I managed to eat only half of one small pepper, and thankfully there was still some tofu on the table to assuage the nerve damage to my mouth. A chilled pear also helped in this regard. But the smell from the remainder of the habanero on my plate seemed to fill the whole dining room.

The question remains, what to do with this hazardous food product.


Damian said...

"the local home centre was selling habanero peppers as the "hottest peppers in the world" "

"after I took a small bite of one these toxic peppers, pain filled my mouth and breathing became difficult.
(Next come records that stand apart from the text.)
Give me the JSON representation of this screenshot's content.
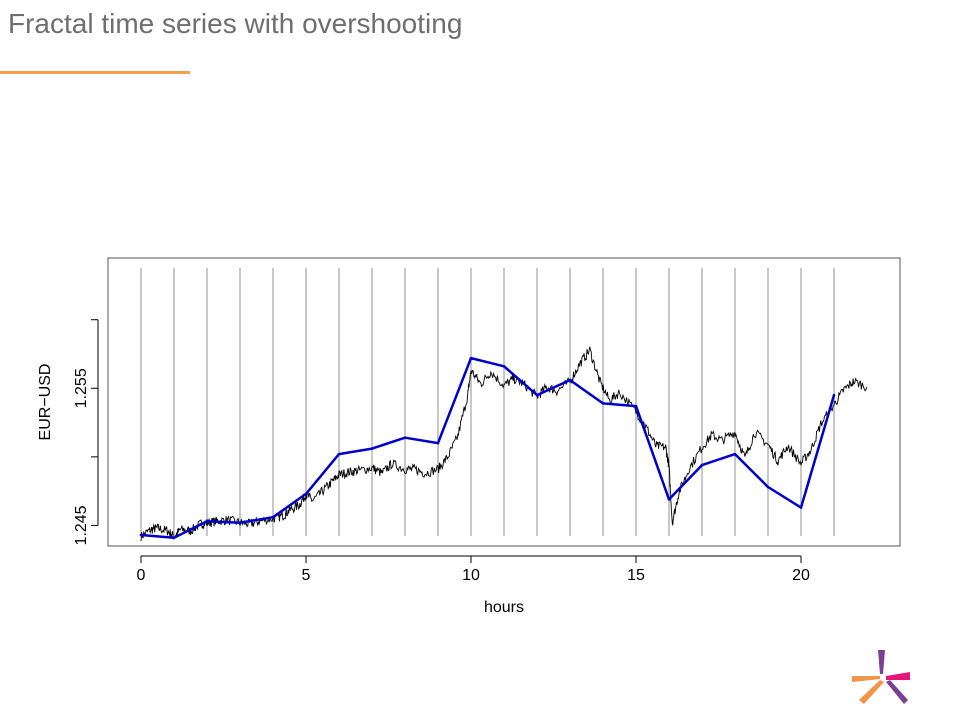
{
  "slide": {
    "title": "Fractal time series with overshooting"
  },
  "colors": {
    "title_text": "#6e6e6e",
    "accent_rule": "#f0a050",
    "price_series": "#000000",
    "overshoot_series": "#0000cc",
    "hour_gridlines": "#aaaaaa",
    "logo_orange": "#f2944a",
    "logo_pink": "#e3177a",
    "logo_purple": "#7b3f98"
  },
  "logo": {
    "icon": "star-logo-icon"
  },
  "chart_data": {
    "type": "line",
    "title": "",
    "xlabel": "hours",
    "ylabel": "EUR−USD",
    "xlim": [
      -1.0,
      23.0
    ],
    "ylim": [
      1.2435,
      1.2645
    ],
    "x_ticks": [
      0,
      5,
      10,
      15,
      20
    ],
    "x_tick_labels": [
      "0",
      "5",
      "10",
      "15",
      "20"
    ],
    "y_ticks": [
      1.245,
      1.25,
      1.255,
      1.26
    ],
    "y_tick_labels": [
      {
        "value": 1.245,
        "label": "1.245"
      },
      {
        "value": 1.25,
        "label": ""
      },
      {
        "value": 1.255,
        "label": "1.255"
      },
      {
        "value": 1.26,
        "label": ""
      }
    ],
    "vertical_gridlines_at_hours": [
      0,
      1,
      2,
      3,
      4,
      5,
      6,
      7,
      8,
      9,
      10,
      11,
      12,
      13,
      14,
      15,
      16,
      17,
      18,
      19,
      20,
      21
    ],
    "grid": "vertical lines at each hour",
    "series": [
      {
        "kind": "price",
        "x": [
          0,
          0.3,
          0.5,
          0.8,
          1,
          1.2,
          1.5,
          1.8,
          2,
          2.3,
          2.6,
          3,
          3.3,
          3.6,
          4,
          4.3,
          4.5,
          4.8,
          5,
          5.2,
          5.5,
          5.8,
          6,
          6.3,
          6.6,
          7,
          7.3,
          7.6,
          8,
          8.3,
          8.6,
          9,
          9.3,
          9.6,
          9.9,
          10,
          10.3,
          10.6,
          11,
          11.3,
          11.6,
          12,
          12.3,
          12.6,
          13,
          13.3,
          13.6,
          13.9,
          14.2,
          14.5,
          15,
          15.3,
          15.6,
          15.9,
          16,
          16.1,
          16.3,
          16.6,
          17,
          17.3,
          17.6,
          18,
          18.3,
          18.6,
          19,
          19.3,
          19.6,
          20,
          20.3,
          20.6,
          21,
          21.3,
          21.6,
          22
        ],
        "y": [
          1.2442,
          1.2447,
          1.2448,
          1.2446,
          1.2442,
          1.2447,
          1.2446,
          1.2451,
          1.2452,
          1.2453,
          1.2454,
          1.2452,
          1.2451,
          1.2453,
          1.2455,
          1.2457,
          1.2461,
          1.2465,
          1.2473,
          1.2468,
          1.2475,
          1.2482,
          1.2487,
          1.2489,
          1.249,
          1.2492,
          1.2488,
          1.2495,
          1.2491,
          1.2491,
          1.2488,
          1.2491,
          1.25,
          1.2515,
          1.2545,
          1.2563,
          1.2553,
          1.2562,
          1.2552,
          1.2557,
          1.2553,
          1.2544,
          1.2551,
          1.2548,
          1.2555,
          1.2568,
          1.2578,
          1.2555,
          1.2541,
          1.2547,
          1.2533,
          1.2522,
          1.2508,
          1.2507,
          1.2493,
          1.2452,
          1.2474,
          1.2491,
          1.2507,
          1.2516,
          1.2512,
          1.2518,
          1.2499,
          1.2518,
          1.2509,
          1.2497,
          1.2508,
          1.2495,
          1.2505,
          1.2524,
          1.2538,
          1.2549,
          1.2555,
          1.2551
        ]
      },
      {
        "kind": "overshoot",
        "x": [
          0,
          1,
          2,
          3,
          4,
          5,
          6,
          7,
          8,
          9,
          10,
          11,
          12,
          13,
          14,
          15,
          16,
          17,
          18,
          19,
          20,
          21
        ],
        "y": [
          1.2443,
          1.2441,
          1.2453,
          1.2452,
          1.2456,
          1.2473,
          1.2502,
          1.2506,
          1.2514,
          1.251,
          1.2572,
          1.2566,
          1.2545,
          1.2556,
          1.2539,
          1.2537,
          1.2469,
          1.2494,
          1.2502,
          1.2478,
          1.2463,
          1.2545
        ]
      }
    ]
  }
}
I experienced several violent hiccups that felt like depth charges going off in my stomach."


Rod said...

Yes, you have a point there.

I'm hoping they might be more agreeable added in small quantities to fried rice and ... and ... I can't think of much else.

I also managed to palm off half the habaneros on a friend who gave me some delicious honey and a jar of pesto, both homemade. He says he likes hot peppers, but then he has also not heard of habaneros.
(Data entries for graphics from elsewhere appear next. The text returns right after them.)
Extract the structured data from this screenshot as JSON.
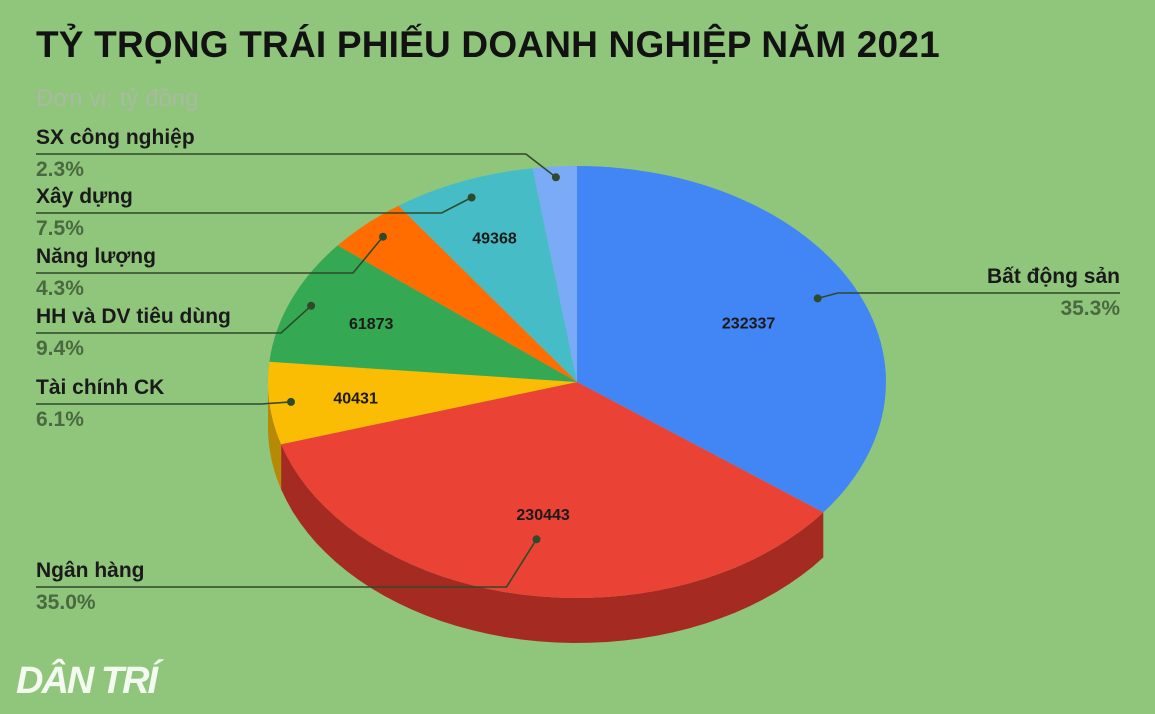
{
  "title": "TỶ TRỌNG TRÁI PHIẾU DOANH NGHIỆP NĂM 2021",
  "subtitle": "Đơn vị: tỷ đồng",
  "logo": "DÂN TRÍ",
  "chart_data": {
    "type": "pie",
    "title": "TỶ TRỌNG TRÁI PHIẾU DOANH NGHIỆP NĂM 2021",
    "subtitle": "Đơn vị: tỷ đồng",
    "slices": [
      {
        "name": "Bất động sản",
        "percent": "35.3%",
        "value": 232337,
        "value_label": "232337",
        "color": "#4285f4",
        "side_color": "#2f5fb3"
      },
      {
        "name": "Ngân hàng",
        "percent": "35.0%",
        "value": 230443,
        "value_label": "230443",
        "color": "#ea4335",
        "side_color": "#a52a22"
      },
      {
        "name": "Tài chính CK",
        "percent": "6.1%",
        "value": 40431,
        "value_label": "40431",
        "color": "#fbbc04",
        "side_color": "#b78a05"
      },
      {
        "name": "HH và DV tiêu dùng",
        "percent": "9.4%",
        "value": 61873,
        "value_label": "61873",
        "color": "#34a853",
        "side_color": "#23773a"
      },
      {
        "name": "Năng lượng",
        "percent": "4.3%",
        "value": 28300,
        "value_label": "",
        "color": "#ff6d01",
        "side_color": "#b34c00"
      },
      {
        "name": "Xây dựng",
        "percent": "7.5%",
        "value": 49368,
        "value_label": "49368",
        "color": "#46bdc6",
        "side_color": "#2f868d"
      },
      {
        "name": "SX công nghiệp",
        "percent": "2.3%",
        "value": 15100,
        "value_label": "",
        "color": "#7baaf7",
        "side_color": "#557bb5"
      }
    ]
  }
}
I've planted extra garlic this year to preserve in miso. That's a safer bet.

Damian said...

Your mistake was using vinegar rather than vodka.

Luke said...

Hope you don't mind the bombardment of posts from me!
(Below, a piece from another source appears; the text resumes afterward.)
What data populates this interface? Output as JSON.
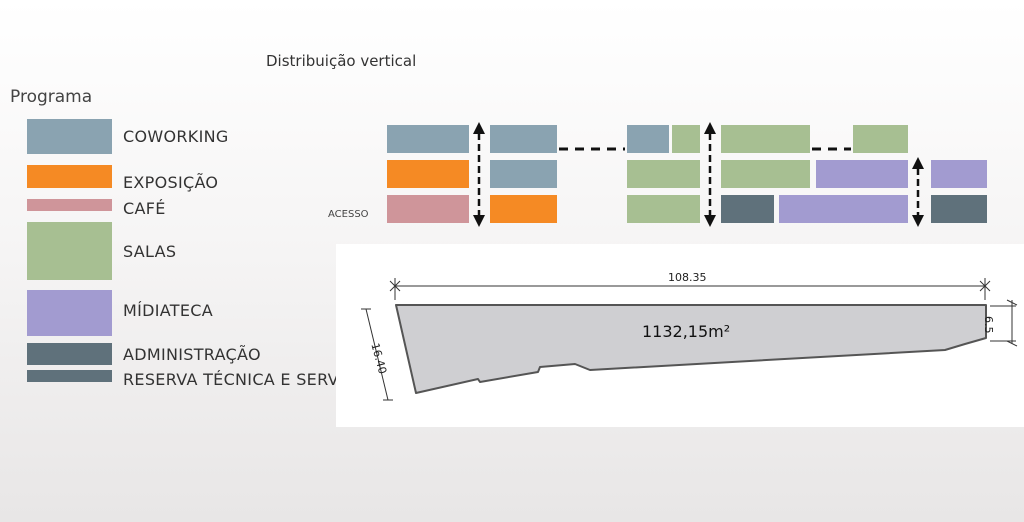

I got a kick out of this post. I grow a couple jalepeno and cayenne plants each year and one particular year the jalepeno's decided to turn nuclear! they were much hotter than even my cayennes(which i dry and readily crush up on just about everything! yum!).
I tried 3 different attempts at pickling them, even with all the seeds removed and they were still too hot! Haha.
Do you grow any other pepper plants? You should also look into one called "aji dulce". Its supposed to have all the fruity flavor of habanero's but little heat. Despite growing many other kinds of peppers my attempt at this type was terribly unsuccessful last year; not sure why.


Rod said...

Luke, fire away!

"aji dulce" looks exactly what I'd like to grow. It might be hard to get hold of them here though. "Aji" means "flavour" in Japanese, coincidentally.

In my understanding, peppers 'go nuclear' when they're short of water. In 1998, Japan and Korea suffered prolonged drought and I saw a most amusing news item about chilli buyers in Korea. These tough, leathery dudes go from farm to farm tasting fiery red chillies and buying up the good ones for kimchi manufacturers. But due to the drought, all the chillies were extra specially hot. The camera zoomed in on the tasters' faces as they broke into grimaces of unaccustomed agony with each pepper. Less amusingly, many tasters also became ill from the savagery of the peppers.

Luke said...

Haha that's quite a funny story! I'm not too sure on shipping to japan but the seeds were sourced from an online supplier.